Sequential disambiguation can feel verbose: When multiple people in a message are ambiguous, the system asks about them one at a time across multiple turns. For messages with three or more ambiguous names, this can feel like an interrogation.
External provider availability: The enrichment cascade depends on Google People API and MS Graph being connected. If neither integration is configured, the cascade skips directly to HITL.

FAQ¶

Q: Why does Swisper sometimes ask "which Thomas?" before answering, and sometimes after? A: It depends on whether knowing which Thomas matters for the answer. If you ask "suggest a restaurant for Thomas," the system needs to know Thomas's dietary preferences before it can recommend anything — so it asks first. But if you say "Thomas was at a party — what is MCP?", the answer about MCP is the same regardless of which Thomas, so the system answers first and asks casually afterward.
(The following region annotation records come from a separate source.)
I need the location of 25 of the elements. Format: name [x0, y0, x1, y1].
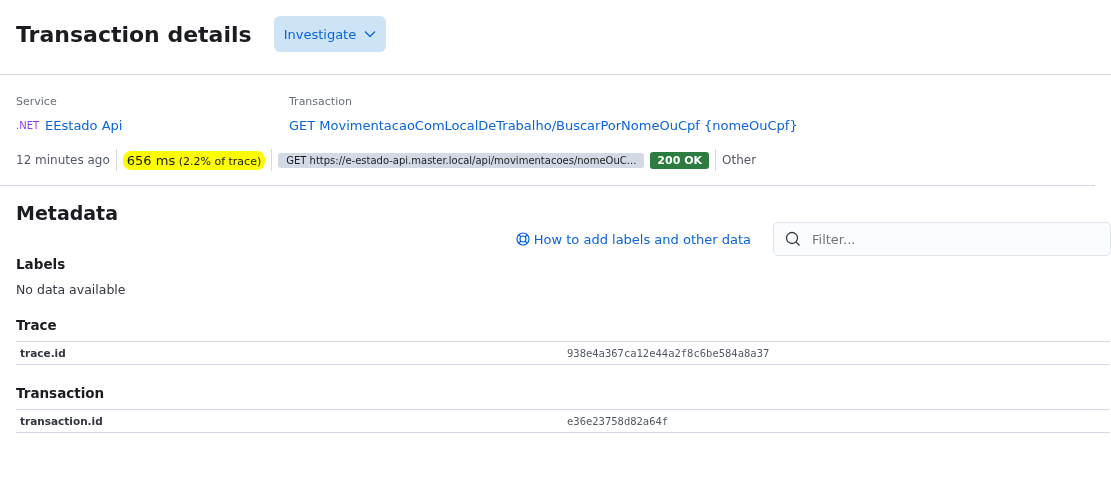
- timestamp: 12 minutes ago: [16, 153, 110, 167]
- type-text: Other: [722, 153, 757, 167]
- url-badge: GET https://e-estado-api.master.local/api/movimentacoes/nomeOuC...: [278, 152, 645, 168]
- service-label: Service: [16, 95, 58, 108]
- key-cell-text: trace.id: [19, 347, 67, 359]
- empty-text: No data available: [16, 282, 127, 297]
- group-title: Labels: [16, 256, 67, 272]
- service-link[interactable]: EEstado Api: [45, 118, 123, 133]
- status-badge: 200 OK: [650, 151, 710, 169]
- group-title: Trace: [16, 317, 58, 333]
- transaction-link[interactable]: GET MovimentacaoComLocalDeTrabalho/BuscarPorNomeOuCpf {nomeOuCpf}: [289, 118, 798, 133]
- duration-text: 656 ms (2.2% of trace): [122, 150, 266, 170]
- investigate-button[interactable]: Investigate: [273, 16, 387, 52]
- group-title: Transaction: [16, 385, 106, 401]
- section-title: Metadata: [16, 202, 120, 224]
- transaction-label: Transaction: [289, 95, 353, 108]
- key-cell-text: transaction.id: [19, 415, 104, 427]
- help-link[interactable]: How to add labels and other data: [515, 231, 751, 247]
- agent-label: .NET: [16, 120, 40, 131]
- page-title: Transaction details: [16, 21, 252, 47]
- value-cell: 938e4a367ca12e44a2f8c6be584a8a37: [567, 347, 770, 359]
- filter-field[interactable]: Filter...: [773, 222, 1111, 256]
- value-cell: e36e23758d82a64f: [567, 415, 669, 427]
- lifebuoy-icon: [515, 232, 530, 246]
- chevron-down-icon: [364, 30, 377, 38]
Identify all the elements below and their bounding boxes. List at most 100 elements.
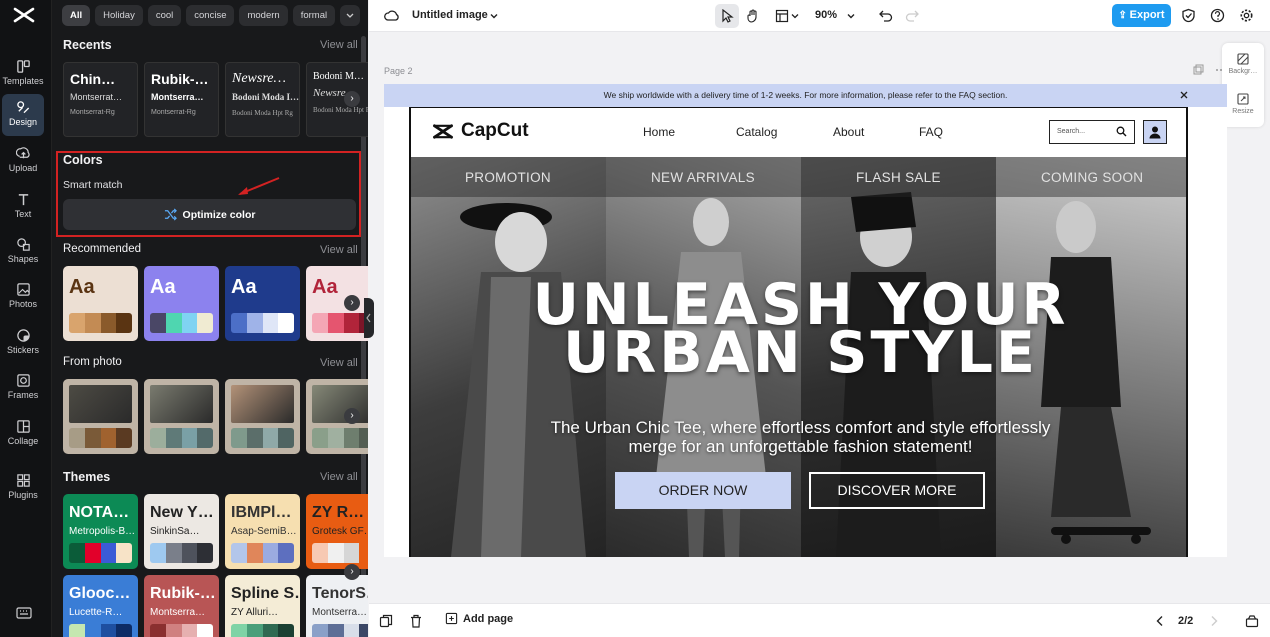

Q: What happens if I mention someone Swisper doesn't know? A: The system shows a "someone else" option alongside the known matches. If you select it, the system creates a new contact record and asks a brief follow-up question to learn a bit about the new person (like how you know them).

Q: Can the system get it wrong and link information to the wrong person? A: The system uses a confidence threshold (85%) for automatic resolution. Below that threshold, it always asks you. However, if two people have very similar names and roles, and the context doesn't clearly distinguish them, there's a small chance of misattribution. You can always correct this by telling the assistant.

Q: What if I have two urologists — won't the system get confused? A: The system tracks "singleton roles" — roles where most people have only one person (like a spouse or primary doctor). If you mention a second person in a singleton role, the system asks whether the new person replaces the existing one or is an additional one. You can have multiple people in any role.